Aandika menjelaskan, Undang-Undang Nomor 17 Tahun 2006 tentang Kepabeanan dan Undang-Undang Nomor 39 Tahun 2007 tentang Cukai telah memberikan kewenangan penyidikan kepada Penyidik Pegawai Negeri Sipil (PPNS) Bea dan Cukai. Kewenangan tersebut bersifat khusus (lex specialis) karena kejahatan cukai merupakan kejahatan fiskal yang berdampak langsung pada penerimaan negara.

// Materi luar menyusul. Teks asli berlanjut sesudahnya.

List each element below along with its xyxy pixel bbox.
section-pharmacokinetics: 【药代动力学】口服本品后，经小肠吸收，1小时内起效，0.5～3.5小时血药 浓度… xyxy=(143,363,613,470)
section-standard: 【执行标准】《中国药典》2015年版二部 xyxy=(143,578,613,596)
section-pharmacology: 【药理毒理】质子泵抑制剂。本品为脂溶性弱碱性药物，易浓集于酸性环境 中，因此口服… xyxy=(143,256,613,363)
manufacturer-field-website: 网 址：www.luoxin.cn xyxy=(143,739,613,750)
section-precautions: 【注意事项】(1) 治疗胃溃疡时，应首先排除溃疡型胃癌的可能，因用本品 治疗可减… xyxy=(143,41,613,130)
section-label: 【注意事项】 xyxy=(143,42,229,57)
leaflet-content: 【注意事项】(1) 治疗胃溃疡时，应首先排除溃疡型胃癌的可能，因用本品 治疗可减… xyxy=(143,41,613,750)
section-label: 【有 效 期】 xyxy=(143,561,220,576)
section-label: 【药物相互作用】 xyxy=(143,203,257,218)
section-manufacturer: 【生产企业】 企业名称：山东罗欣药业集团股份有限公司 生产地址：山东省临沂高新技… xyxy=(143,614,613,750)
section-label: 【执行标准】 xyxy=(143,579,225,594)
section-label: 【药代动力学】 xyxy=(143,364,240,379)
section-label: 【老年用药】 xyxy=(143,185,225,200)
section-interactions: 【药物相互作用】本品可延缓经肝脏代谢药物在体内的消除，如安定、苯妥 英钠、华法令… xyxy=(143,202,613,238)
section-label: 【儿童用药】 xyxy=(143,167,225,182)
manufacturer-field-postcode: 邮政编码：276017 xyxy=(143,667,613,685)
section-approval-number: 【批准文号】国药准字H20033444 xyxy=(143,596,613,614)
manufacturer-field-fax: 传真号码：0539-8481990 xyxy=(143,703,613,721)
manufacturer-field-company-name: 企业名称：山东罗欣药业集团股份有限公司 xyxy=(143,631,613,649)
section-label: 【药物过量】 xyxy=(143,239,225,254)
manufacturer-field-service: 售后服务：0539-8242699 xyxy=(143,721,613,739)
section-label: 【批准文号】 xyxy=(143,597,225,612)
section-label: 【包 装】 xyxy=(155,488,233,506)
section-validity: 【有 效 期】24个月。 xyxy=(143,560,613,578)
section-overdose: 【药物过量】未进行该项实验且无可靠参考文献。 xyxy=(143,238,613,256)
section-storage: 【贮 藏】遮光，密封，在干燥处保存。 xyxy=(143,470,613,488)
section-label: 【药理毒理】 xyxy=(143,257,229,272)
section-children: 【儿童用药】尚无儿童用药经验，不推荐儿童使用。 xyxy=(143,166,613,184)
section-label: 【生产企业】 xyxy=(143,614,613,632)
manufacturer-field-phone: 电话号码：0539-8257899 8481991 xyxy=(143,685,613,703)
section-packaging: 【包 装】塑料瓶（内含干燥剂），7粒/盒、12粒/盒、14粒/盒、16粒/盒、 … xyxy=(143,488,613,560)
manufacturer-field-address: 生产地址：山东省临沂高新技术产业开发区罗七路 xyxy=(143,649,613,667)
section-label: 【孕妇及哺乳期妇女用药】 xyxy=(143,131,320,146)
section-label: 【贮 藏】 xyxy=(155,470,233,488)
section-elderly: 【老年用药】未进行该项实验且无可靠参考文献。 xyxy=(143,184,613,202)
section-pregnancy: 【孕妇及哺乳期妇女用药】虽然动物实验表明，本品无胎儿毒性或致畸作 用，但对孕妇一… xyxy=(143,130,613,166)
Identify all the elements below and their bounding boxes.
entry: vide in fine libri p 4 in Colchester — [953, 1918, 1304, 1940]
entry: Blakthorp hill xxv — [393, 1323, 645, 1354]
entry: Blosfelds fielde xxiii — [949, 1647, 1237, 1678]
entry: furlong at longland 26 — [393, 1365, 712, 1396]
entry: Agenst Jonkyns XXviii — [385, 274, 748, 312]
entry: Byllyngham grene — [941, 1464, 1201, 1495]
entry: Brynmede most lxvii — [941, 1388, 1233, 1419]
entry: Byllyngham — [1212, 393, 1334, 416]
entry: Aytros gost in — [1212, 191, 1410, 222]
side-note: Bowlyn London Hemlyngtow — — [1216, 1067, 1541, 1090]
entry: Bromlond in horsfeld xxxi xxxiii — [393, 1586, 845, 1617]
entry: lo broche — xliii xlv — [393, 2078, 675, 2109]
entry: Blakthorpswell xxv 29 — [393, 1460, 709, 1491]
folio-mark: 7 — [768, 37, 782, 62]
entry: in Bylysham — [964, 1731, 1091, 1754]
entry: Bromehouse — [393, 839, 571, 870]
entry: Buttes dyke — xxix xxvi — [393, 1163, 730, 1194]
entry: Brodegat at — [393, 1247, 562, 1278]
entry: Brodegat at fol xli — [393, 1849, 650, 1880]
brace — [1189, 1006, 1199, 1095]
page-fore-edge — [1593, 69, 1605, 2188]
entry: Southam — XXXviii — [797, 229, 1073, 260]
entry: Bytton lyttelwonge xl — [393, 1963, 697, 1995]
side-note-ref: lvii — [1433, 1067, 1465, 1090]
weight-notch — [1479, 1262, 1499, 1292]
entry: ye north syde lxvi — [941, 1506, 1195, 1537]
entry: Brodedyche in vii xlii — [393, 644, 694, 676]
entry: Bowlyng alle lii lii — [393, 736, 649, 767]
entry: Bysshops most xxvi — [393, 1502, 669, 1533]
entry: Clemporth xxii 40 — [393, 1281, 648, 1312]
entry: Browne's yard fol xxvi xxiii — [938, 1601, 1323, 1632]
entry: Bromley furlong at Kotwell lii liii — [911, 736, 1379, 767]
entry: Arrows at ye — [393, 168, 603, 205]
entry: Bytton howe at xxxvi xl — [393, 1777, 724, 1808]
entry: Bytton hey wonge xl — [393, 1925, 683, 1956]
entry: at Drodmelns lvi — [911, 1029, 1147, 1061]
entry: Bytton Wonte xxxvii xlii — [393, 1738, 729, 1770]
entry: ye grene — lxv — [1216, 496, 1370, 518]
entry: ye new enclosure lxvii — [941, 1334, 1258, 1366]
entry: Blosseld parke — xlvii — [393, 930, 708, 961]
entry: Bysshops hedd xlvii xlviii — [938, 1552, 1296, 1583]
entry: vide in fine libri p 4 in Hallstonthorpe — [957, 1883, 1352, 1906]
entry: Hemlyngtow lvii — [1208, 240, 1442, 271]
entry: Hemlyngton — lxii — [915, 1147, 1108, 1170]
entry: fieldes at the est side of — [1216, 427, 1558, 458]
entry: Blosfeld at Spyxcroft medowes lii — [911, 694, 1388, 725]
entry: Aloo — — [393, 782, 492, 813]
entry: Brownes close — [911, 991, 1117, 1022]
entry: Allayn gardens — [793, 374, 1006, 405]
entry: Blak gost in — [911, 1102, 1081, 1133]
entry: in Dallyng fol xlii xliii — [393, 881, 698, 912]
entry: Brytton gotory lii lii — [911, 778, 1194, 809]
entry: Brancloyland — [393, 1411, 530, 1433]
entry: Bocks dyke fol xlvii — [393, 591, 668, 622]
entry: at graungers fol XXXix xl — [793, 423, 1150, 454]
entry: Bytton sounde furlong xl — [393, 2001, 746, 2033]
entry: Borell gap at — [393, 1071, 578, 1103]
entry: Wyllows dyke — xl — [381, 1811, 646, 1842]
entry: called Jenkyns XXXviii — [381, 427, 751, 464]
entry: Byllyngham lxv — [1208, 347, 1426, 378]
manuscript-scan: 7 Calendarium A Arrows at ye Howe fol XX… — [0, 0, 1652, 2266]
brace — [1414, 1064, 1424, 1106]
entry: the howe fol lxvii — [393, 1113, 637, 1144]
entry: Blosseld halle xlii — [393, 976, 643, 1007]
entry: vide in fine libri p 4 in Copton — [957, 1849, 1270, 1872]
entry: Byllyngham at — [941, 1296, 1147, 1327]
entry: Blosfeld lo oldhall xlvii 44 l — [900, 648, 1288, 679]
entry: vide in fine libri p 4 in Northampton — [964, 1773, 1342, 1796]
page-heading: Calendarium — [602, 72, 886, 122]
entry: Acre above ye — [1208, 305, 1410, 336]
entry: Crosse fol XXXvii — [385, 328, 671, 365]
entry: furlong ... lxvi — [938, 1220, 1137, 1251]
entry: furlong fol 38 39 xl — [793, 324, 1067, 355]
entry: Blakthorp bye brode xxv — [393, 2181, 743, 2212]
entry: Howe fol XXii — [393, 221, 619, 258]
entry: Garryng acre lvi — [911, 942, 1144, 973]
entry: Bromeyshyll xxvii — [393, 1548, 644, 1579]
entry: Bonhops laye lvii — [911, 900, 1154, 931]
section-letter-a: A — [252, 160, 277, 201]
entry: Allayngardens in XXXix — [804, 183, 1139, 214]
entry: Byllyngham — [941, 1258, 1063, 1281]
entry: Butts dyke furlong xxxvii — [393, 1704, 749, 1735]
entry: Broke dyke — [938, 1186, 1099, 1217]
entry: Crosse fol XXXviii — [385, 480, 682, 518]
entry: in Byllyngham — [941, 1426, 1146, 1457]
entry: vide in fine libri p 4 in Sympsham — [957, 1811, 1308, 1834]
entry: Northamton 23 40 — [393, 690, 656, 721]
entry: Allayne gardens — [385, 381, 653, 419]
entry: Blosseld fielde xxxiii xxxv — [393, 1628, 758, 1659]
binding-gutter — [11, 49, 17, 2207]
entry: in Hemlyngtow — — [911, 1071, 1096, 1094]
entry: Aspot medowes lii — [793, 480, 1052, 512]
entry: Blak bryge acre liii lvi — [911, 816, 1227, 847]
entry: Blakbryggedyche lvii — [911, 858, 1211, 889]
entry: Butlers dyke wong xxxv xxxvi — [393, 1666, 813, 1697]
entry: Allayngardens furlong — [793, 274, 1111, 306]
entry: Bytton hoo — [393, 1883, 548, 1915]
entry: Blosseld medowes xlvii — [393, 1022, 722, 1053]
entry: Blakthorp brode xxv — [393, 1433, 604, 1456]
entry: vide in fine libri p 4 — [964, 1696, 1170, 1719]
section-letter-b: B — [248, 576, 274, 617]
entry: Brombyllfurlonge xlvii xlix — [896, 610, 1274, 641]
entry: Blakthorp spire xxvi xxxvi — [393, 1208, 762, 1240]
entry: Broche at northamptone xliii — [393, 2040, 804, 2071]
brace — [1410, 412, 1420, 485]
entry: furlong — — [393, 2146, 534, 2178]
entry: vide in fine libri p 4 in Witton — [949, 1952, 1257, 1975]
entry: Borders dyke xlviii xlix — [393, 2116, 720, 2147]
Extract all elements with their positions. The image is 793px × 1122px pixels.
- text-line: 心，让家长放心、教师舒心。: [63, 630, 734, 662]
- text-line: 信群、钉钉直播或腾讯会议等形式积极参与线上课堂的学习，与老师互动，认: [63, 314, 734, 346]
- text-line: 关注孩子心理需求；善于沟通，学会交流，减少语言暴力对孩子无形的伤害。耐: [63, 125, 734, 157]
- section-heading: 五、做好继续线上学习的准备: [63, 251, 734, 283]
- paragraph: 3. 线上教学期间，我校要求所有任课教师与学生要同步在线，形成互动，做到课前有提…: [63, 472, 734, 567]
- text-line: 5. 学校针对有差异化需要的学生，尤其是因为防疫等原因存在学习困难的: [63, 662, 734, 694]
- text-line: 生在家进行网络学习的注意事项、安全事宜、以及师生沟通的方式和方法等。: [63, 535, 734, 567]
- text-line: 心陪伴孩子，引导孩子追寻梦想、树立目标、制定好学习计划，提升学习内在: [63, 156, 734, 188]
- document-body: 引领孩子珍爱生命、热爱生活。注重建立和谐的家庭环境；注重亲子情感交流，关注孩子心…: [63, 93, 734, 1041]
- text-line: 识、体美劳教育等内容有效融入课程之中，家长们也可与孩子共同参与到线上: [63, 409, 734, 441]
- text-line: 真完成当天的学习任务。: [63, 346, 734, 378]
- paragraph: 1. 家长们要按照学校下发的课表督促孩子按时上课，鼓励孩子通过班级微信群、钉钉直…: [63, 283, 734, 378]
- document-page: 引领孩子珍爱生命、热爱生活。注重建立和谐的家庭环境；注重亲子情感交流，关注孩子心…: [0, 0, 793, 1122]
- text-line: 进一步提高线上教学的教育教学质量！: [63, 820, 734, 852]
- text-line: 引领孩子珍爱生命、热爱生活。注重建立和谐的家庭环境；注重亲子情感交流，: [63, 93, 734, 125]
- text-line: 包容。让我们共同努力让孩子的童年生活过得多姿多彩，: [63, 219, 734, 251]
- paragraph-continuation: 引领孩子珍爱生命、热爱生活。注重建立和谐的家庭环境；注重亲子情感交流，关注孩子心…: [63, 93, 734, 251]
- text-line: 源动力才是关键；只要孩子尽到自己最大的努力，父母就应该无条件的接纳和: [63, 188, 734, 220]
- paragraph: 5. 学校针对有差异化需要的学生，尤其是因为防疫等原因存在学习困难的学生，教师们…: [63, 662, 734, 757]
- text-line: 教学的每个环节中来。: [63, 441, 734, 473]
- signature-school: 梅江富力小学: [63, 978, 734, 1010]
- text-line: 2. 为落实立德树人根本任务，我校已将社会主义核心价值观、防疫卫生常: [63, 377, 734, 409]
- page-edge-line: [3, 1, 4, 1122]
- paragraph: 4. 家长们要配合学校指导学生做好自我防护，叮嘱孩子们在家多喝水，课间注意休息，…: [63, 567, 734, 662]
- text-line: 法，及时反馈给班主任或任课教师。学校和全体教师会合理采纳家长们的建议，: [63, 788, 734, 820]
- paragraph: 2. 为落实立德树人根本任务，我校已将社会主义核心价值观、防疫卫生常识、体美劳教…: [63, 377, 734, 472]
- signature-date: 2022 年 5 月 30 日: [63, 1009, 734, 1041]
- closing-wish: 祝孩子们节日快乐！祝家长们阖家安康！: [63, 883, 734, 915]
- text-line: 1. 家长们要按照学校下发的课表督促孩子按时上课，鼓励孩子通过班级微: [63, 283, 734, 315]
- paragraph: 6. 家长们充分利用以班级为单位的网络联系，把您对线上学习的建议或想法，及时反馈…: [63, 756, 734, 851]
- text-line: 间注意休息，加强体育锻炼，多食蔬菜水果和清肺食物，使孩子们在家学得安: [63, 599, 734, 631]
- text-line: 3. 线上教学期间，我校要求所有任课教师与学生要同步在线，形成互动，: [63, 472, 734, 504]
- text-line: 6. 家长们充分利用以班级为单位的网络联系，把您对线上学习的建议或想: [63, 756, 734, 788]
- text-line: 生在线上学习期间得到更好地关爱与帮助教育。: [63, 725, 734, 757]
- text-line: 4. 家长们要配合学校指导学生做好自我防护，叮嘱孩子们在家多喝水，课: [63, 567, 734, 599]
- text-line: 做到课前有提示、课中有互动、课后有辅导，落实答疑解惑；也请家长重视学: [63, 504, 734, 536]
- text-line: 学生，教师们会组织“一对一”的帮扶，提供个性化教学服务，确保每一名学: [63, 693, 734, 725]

Namun, dalam praktik di sejumlah daerah, penyidikan kasus rokok ilegal justru menggunakan pasal perlindungan merek, kesehatan, atau perdagangan yang ancaman hukumannya relatif lebih ringan dibandingkan ketentuan dalam Undang-Undang Cukai.
“Akibatnya, pelaku memang ditangkap, tetapi efek jera sangat minim dan jaringan distribusi rokok ilegal tetap berjalan. Negara dirugikan dua kali, yakni dari kebocoran penerimaan dan lemahnya penegakan hukum,” tegasnya.
MIMBAR juga menilai kondisi ini berpotensi menambah beban Kepolisian. Pengambilalihan perkara teknis fiskal dinilai tidak efektif di tengah besarnya tanggung jawab Polri dalam menangani narkotika, kejahatan terorganisir, serta gangguan keamanan dan ketertiban masyarakat.
“Ini bukan upaya melemahkan Polri. Justru pembagian peran yang jelas sesuai mandat undang-undang akan memperkuat profesionalitas masing-masing institusi,” tambah Aandika.
Untuk itu, MIMBAR mendorong sejumlah langkah konkret, antara lain:
Mengembalikan penyidikan perkara cukai sepenuhnya kepada Bea dan Cukai sebagai penyidik utama sesuai ketentuan peraturan perundang-undangan.
Menegaskan peran Kepolisian pada tahap penangkapan awal dan pengamanan, tanpa mengambil alih substansi penyidikan.
Mendesak Komisi Kepolisian Nasional (Kompolnas) untuk melakukan evaluasi menyeluruh terhadap pola penanganan kasus cukai oleh Kepolisian di daerah.
Mendorong transparansi penanganan perkara cukai, termasuk dasar penerapan pasal hukum dan perhitungan kerugian negara.
Aandika menegaskan, tanpa pembenahan tata kelola penegakan hukum, kebocoran penerimaan negara dari sektor cukai akan terus berulang.
“Jika kejahatan cukai tidak ditangani oleh institusi yang tepat, maka yang dikalahkan bukan hanya hukum, tetapi juga kepentingan publik,” pungkasnya.